Time to Talk —The Associated Press exclusively reveals that the U.S. has started talking to an insurgent group in Afghanistan. Top-level officials have allegedly held meetings with a representative of former Afghan prime minister and longtime warlord Gulbuddin Hekmatyar, branded a terrorist by Washington. Dr. Ghairat Baheer, his son-in-law, told the AP that he had met separately with David Petraeus, former commander of NATO forces in Afghanistan who is now CIA director, and had face-to-face discussions with U.S. Ambassador Ryan Crocker and U.S. Marine Gen. John Allen, currently the top commander in the country.

Nigerian Nightmare — After decades of corruption and misrule, 178 people have been killed in a series of recent attacks on state buildings and churches in the Nigerian city, Kano. In the Guardian, Chika Unigwe argues that the violence isn’t simply a symptom of religious divide; it’s the targeted work of one extremist group, the Boko Haram.

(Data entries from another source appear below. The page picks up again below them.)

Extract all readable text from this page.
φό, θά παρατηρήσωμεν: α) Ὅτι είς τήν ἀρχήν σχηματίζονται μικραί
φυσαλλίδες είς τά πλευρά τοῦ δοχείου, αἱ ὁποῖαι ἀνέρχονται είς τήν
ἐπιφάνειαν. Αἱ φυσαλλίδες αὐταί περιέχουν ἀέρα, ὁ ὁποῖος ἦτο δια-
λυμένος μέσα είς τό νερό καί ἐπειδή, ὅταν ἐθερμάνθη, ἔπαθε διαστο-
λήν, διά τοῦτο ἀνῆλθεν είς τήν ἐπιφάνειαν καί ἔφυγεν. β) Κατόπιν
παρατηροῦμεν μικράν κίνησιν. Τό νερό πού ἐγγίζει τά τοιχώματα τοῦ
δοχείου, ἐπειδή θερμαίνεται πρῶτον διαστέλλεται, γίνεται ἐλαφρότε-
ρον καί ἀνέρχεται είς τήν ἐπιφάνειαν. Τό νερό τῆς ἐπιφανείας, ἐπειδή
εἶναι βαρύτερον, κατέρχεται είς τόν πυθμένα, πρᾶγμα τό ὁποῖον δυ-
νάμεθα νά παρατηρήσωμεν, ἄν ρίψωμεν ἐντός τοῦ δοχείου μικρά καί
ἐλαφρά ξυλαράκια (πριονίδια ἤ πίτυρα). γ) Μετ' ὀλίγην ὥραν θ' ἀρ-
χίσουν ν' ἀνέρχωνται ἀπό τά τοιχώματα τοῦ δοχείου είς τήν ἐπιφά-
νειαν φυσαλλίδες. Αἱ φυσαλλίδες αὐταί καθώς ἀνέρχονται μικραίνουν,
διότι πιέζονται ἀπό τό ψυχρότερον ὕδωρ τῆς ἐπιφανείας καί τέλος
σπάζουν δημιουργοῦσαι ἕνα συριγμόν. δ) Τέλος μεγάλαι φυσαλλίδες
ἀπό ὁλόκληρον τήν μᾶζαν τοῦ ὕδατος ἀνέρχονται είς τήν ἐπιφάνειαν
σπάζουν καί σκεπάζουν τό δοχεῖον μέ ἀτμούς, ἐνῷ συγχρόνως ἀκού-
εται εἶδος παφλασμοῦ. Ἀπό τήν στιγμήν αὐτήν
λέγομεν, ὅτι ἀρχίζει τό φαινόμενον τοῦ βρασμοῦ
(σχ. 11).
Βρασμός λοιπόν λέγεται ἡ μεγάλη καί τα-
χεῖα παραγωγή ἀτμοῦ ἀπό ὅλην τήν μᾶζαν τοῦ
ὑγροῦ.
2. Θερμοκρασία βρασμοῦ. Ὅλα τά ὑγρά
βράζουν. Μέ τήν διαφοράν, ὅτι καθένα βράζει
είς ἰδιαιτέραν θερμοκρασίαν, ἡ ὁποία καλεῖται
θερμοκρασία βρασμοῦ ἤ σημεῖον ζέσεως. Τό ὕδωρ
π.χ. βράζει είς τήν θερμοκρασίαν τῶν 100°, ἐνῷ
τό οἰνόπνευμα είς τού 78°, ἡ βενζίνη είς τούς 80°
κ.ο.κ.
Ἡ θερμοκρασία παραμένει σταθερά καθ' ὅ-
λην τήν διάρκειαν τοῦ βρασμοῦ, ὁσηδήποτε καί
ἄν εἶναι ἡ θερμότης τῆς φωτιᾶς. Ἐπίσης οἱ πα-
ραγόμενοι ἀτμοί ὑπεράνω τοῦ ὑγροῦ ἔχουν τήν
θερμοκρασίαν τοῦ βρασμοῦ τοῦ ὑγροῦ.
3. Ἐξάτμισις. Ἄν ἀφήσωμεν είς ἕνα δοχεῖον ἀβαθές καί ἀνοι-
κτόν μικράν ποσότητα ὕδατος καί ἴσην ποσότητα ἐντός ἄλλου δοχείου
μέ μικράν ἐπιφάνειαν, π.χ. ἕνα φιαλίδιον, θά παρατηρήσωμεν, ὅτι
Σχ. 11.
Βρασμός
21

French Revolution — The presidential candidate for France’s Socialist Party, François Hollande, is ahead in the polls with three months to go before voting begins on April 22. But, reports the New York Times, his lead over the unpopular incumbent, Nicolas Sarkozy, is shrinking as Hollande faces criticisms of being bland. So he’s doing what any savvy socialist would arguably do: passionately demanding change and attacking the finance system. But will it be enough to hold onto his lead?

Is The Bloc Back? — Despite the euro’s recent debt turmoil, the majority of Croatians voted for joining the E.U. Sunday. With 66 percent of the voters choosing yes, the country seems headed for membership, expected in July 2013. While enthusiasm for the E.U. has been waning in the wake of the multi-state recession and defaulting countries, Croatia’s keenness to join still suggests the bloc has some allure. “The European Union gives us a ticket to the world in which we can be successful,” Davor Majetic, head of the Croatian Association of Entrepreneurs, told Business Week.